There are indications they are not targeted, because they haven't done or finished the work on part one. Adding 'stimulus' (to seniors?) in New Hampshire isn't going to help near 10% unemployment and an ongoing housing crisis in California. Neither are tax breaks going to help the unemployed, if that money ends up unspent by those with the jobs or companies. More jobs and money isn't going to return growth prospects, if credit card companies and others continue to tighten standards.

Obama has clearly got the priority right. He appointed a team pronto and indicated he knew multiple priorities had to be juggled. However, his team is hamstrung because they need something now, but do not appear to have it ready-to-go, at least on part one (so part two is already suspect, right?).

THE RIGHT STRUCTURE FOR THE TASK <> 'COUNCIL OF ECONOMIC ADVISERS' + OMB

Okay, next up: A daily economic briefing shows outstanding commitment from the top. But, what they need is not Larry Summers interpreting monthly indicators (if that is what it is). They need an economic situation room, not unlike the real situation room. Any they ought to move quickly to get the data and people to fill up that room to the brim and beyond, especially if that involves legislation to acquire new and complete data. I'm sorry, but sitting down with Paul Volker, Charlie Rose style, is simply woefully inadequate to the challenge, if that is what is going on.

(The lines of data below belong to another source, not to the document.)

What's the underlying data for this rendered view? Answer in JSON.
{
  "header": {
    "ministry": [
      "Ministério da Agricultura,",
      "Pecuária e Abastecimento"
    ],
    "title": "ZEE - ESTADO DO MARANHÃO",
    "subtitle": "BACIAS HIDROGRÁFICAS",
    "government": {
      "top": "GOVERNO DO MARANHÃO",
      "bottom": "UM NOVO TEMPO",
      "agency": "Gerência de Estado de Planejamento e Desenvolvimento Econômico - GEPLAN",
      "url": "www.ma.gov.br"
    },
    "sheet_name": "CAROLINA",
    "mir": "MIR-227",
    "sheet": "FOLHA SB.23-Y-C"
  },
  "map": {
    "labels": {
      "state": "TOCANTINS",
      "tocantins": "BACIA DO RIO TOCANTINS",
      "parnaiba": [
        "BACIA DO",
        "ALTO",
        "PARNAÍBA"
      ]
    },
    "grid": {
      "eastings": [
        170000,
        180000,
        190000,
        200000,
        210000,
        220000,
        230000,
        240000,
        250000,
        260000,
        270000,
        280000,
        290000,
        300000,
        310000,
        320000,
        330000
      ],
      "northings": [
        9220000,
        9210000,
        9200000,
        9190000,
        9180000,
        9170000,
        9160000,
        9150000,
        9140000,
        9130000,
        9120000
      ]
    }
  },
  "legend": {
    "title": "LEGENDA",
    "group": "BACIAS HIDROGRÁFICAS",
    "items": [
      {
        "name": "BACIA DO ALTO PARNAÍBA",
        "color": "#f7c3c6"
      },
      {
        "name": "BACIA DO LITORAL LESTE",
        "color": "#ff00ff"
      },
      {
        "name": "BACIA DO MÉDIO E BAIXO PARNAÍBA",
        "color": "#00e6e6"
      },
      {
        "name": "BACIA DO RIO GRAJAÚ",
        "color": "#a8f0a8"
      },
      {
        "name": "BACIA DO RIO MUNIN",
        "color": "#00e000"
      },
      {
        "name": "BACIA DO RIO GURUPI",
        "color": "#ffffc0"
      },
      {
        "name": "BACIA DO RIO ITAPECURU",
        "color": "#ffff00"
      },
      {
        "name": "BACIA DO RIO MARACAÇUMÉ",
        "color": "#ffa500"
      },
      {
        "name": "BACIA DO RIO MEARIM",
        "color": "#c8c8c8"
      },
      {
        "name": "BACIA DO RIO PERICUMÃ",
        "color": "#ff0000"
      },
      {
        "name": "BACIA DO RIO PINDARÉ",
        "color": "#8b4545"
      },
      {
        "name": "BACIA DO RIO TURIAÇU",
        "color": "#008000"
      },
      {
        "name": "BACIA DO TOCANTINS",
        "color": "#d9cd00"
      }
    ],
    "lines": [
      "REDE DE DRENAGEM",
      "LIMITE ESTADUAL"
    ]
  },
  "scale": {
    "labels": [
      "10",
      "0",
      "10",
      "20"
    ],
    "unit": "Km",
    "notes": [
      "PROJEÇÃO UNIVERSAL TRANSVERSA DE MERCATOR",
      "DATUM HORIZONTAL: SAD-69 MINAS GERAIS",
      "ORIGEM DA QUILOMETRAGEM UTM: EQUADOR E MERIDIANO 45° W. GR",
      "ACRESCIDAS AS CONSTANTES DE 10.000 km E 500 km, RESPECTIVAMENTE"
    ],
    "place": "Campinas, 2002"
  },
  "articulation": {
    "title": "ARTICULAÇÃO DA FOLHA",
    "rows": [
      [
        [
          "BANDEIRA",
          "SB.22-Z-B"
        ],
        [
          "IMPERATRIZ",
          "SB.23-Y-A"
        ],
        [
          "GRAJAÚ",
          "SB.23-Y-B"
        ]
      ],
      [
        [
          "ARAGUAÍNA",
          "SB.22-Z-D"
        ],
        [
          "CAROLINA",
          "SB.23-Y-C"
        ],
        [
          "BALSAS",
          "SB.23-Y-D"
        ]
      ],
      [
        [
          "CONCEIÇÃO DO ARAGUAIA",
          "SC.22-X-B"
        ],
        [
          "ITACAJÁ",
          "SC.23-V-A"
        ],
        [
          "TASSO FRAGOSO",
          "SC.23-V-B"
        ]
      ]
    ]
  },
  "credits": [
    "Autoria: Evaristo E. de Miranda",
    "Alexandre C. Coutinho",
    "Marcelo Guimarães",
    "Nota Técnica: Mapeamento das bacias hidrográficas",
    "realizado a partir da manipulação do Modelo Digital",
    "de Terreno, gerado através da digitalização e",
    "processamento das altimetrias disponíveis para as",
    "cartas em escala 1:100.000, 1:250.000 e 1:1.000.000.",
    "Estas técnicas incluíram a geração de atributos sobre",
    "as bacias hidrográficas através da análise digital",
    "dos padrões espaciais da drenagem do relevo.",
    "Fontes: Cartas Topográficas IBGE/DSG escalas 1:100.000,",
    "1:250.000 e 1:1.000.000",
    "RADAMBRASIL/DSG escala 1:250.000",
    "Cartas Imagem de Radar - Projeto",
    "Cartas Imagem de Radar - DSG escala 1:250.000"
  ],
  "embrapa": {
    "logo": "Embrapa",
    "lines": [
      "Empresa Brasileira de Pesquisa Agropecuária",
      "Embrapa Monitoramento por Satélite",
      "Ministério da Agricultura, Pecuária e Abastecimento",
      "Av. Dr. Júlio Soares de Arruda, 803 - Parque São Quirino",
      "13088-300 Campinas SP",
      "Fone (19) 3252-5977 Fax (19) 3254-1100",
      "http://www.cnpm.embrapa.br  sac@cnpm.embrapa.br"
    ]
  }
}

Finally, they need to shoulder reality. Depending on the assessment done in part one and the solution-type adopted, this downturn could go for more than two years. A recovery without both a rebound in the housing markets and, subsequently, banking is hard to imagine (although it is not impossible).

ROBUST DECISION MAKING - AVOIDING GEORGE BUSH'S POOR DECISION MAKING UNDER UNCERTAINTY

Accordingly, the key decision-making pitfalls they face are the ones the Republicans managed so poorly: (a) underestimating the cost and duration of action and having no 'plan B'; (b) hoping for the best or hoping to be done quickly, when the key economic adjustments simply are not short-term or when the proposed policy fixes are designed to smooth out those adjustments, rather than accelerate them.

Last, the need more communication that was given by Paulson, et. al. They need to demonstrate that they are actually in command of the risk at banks, not caught responding to further, poor risk-taking. They need to come up with nifty ways to describe and sell the plan and who is going to do it. (If it is Geithner, he has to work on those magic eyebrows, IMHO).

PLAYING FOR TIME

If they need more time to craft a proper, well thought-through 'Reinvestment in America Plan', then there are stop-gap measures that can hold them over.

The idea that there is all this pressure for a comprehensive everything in three more weeks is false.